4.2. De Raad is van oordeel dat de gegeven waarderingen ten aanzien van de wijze waarop appellante haar taak als resumptor in kwalitatieve zin heeft uitgeoefend gedurende de in ogenschouw genomen periode in feitelijk opzicht niet toereikend zijn onderbouwd. De verslagen van de functioneringsgesprekken, gehouden door appellantes chef mr. E. met appellante op 11 juni 1998 en 26 november 1998 en de op schrift gestelde beoordeling zelf geven voornamelijk kwalificaties van het functioneren van appellante. Het in die kwalificaties besloten liggende oordeel van gedaagde is herhaaldelijk gemotiveerd weersproken door appellante. Verder heeft gedaagde gewezen op verklaringen van de seniorsecretaris mr. H. en van de waarnemend seniorsecretaris mr. R. waaruit de opvatting blijkt dat appellantes begeleiding van secretarissen niet voldoende concreet was en dat haar aanwijzingen te summier waren. Dienaangaande merkt de Raad op dat er voor functionarissen als appellante geen normering was vastgesteld over de omvang van de aanwijzingen, terwijl uit de verklaringen van de secretarissen mr. V. en mr. R. juist een positief oordeel blijkt over de wijze waarop appellante aan hen aanwijzingen gaf. Verder zou het werk van appellante te veel slordigheden bevatten en zou het in dat werk aan voldoende structuur ontbreken. De Raad overweegt hieromtrent dat er - afgezien van een ook door appellante toegegeven duidelijke fout in een advies omtrent een verblijfstitel, waaraan gedaagde overigens klaarblijkelijk geen doorslag-gevende betekenis heeft toegekend - van een concretisering van deze gestelde feilen geen sprake is. Aan het dossieronderzoek dat in dit kader op 1 december 1998 door appellantes chef is verricht, in aanwezigheid van de voorzitter en de algemeen secretaris van de [afk. commissie], kan de Raad niet de betekenis toekennen die gedaagde daaraan gehecht wenst te zien. Gedaagde heeft over dat onderzoek geen enkel stuk overgelegd en de ter zitting van de Raad door appellante overhandigde, van handgeschreven aantekeningen voorziene, adviezen die bij dat onderzoek zouden zijn betrokken verschaffen de Raad onvoldoende zicht op de door gedaagde gewenste en door appellante bereikte kwaliteit ervan.

4.3. Appellante heeft op zichzelf niet weersproken dat zij aanmerkelijke achterstand had in haar werk. Zij heeft er echter herhaaldelijk en gemotiveerd op gewezen dat dit mede het gevolg is van factoren die zij niet in de hand had, zoals onderbezetting van haar afdeling en de veelvuldige afwezigheid van haar chef mr. E., waardoor zij voor de gehele afdeling aanspreekpunt was, ook met betrekking tot allerlei organisatorische en administratieve kwesties. Tegenover deze verklaring die appellante heeft gegeven voor het ontstaan van de achterstand in het werk heeft gedaagde onvoldoende concrete gegevens gesteld, die op dit punt de omstreden beoordeling kunnen dragen.

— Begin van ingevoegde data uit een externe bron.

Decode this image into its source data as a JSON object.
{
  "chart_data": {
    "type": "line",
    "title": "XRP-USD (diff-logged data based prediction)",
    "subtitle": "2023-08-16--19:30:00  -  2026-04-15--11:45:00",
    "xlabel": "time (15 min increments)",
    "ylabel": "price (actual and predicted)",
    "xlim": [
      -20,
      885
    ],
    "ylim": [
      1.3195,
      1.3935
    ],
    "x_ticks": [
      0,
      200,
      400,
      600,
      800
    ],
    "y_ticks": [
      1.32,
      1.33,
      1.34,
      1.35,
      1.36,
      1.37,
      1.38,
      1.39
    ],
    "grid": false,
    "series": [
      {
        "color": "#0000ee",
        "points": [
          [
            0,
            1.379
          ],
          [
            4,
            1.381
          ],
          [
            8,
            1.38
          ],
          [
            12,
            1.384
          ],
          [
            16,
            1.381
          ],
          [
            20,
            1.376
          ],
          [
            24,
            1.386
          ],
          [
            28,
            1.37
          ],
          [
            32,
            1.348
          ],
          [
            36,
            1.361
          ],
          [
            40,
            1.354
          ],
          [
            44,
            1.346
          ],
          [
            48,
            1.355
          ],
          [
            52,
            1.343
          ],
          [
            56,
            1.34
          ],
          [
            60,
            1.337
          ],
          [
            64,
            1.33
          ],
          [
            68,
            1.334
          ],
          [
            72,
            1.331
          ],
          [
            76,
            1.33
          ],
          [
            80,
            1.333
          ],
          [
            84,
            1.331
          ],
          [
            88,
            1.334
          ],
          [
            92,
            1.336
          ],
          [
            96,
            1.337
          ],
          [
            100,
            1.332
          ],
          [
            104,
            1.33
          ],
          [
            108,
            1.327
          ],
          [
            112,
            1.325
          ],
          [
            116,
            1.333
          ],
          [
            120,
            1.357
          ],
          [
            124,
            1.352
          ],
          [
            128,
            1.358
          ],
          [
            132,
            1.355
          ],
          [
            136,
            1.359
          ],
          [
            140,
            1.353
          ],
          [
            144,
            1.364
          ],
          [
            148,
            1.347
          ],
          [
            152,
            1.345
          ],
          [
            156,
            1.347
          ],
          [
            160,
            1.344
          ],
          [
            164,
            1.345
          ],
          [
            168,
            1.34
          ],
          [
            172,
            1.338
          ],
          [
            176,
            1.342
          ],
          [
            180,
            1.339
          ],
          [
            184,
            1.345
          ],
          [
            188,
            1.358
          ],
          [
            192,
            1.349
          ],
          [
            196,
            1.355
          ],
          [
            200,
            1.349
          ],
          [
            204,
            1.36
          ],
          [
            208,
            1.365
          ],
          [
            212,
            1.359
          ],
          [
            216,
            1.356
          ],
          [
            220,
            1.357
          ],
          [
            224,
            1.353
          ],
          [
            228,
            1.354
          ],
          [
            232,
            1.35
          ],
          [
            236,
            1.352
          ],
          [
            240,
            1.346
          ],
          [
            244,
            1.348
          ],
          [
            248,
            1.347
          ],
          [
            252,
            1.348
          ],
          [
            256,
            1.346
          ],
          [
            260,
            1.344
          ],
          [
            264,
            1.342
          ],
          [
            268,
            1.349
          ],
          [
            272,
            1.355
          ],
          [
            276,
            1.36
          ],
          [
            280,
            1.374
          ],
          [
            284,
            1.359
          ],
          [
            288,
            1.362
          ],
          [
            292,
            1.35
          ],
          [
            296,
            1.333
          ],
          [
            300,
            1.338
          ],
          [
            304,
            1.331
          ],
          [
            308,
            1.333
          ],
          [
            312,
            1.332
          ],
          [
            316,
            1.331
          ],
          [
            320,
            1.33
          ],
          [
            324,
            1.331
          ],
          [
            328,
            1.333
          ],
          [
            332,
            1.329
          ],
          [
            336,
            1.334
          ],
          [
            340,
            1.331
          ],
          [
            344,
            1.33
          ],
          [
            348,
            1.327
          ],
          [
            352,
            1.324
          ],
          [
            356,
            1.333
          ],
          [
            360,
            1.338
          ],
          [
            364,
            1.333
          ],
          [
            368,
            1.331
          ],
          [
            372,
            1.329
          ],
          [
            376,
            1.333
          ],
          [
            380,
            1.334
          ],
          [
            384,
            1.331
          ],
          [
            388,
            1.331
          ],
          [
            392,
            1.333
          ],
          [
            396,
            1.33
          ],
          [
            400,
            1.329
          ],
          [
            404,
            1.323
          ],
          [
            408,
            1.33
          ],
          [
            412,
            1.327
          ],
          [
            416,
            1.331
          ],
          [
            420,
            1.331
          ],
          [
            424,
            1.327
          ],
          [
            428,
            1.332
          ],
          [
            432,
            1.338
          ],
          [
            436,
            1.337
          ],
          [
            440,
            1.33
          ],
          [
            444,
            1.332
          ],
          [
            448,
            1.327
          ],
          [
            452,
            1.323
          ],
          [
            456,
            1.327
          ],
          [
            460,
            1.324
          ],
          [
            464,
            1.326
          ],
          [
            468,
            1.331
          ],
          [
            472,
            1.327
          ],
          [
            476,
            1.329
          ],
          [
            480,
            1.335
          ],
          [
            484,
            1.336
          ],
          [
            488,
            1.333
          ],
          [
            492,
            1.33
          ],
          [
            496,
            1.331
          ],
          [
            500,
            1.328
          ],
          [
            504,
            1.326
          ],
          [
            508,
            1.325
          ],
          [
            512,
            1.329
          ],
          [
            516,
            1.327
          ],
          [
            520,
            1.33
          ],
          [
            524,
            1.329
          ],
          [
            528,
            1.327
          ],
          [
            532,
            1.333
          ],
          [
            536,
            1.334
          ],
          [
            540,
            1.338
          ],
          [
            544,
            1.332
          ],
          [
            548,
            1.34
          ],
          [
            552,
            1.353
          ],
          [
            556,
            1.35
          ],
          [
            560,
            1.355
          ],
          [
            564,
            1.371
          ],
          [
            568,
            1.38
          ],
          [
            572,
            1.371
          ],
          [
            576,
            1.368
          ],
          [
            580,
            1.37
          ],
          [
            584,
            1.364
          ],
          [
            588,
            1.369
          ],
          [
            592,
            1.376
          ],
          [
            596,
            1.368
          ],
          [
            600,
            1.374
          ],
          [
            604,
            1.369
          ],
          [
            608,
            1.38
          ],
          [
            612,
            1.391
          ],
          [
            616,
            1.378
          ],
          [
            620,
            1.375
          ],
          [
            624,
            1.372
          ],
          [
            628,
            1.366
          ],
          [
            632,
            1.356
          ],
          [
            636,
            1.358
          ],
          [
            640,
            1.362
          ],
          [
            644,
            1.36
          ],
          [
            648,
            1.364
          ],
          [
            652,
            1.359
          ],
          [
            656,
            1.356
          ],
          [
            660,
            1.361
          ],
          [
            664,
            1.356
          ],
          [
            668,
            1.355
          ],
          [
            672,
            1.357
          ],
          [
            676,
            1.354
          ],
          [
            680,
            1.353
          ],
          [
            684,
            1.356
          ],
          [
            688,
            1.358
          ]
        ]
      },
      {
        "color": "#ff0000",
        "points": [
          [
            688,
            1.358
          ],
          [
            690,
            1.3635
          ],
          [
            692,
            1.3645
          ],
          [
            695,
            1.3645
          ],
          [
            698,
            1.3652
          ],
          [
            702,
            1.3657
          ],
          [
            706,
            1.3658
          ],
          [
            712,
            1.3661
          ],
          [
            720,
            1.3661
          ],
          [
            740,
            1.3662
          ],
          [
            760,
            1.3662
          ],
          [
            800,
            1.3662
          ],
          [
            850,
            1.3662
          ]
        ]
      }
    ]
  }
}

4.4. Gezien hetgeen in 4.2. en 4.3. overwogene kan besluit 1, nu dat genomen is in strijd met artikel 7:12, eerste lid, van de Algemene wet bestuursrecht (Awb), de rechterlijke toetsing niet doorstaan. De rechtbank heeft dan ook ten onrechte de rechtsgevolgen van het vernietigde besluit 1 geheel in stand gelaten.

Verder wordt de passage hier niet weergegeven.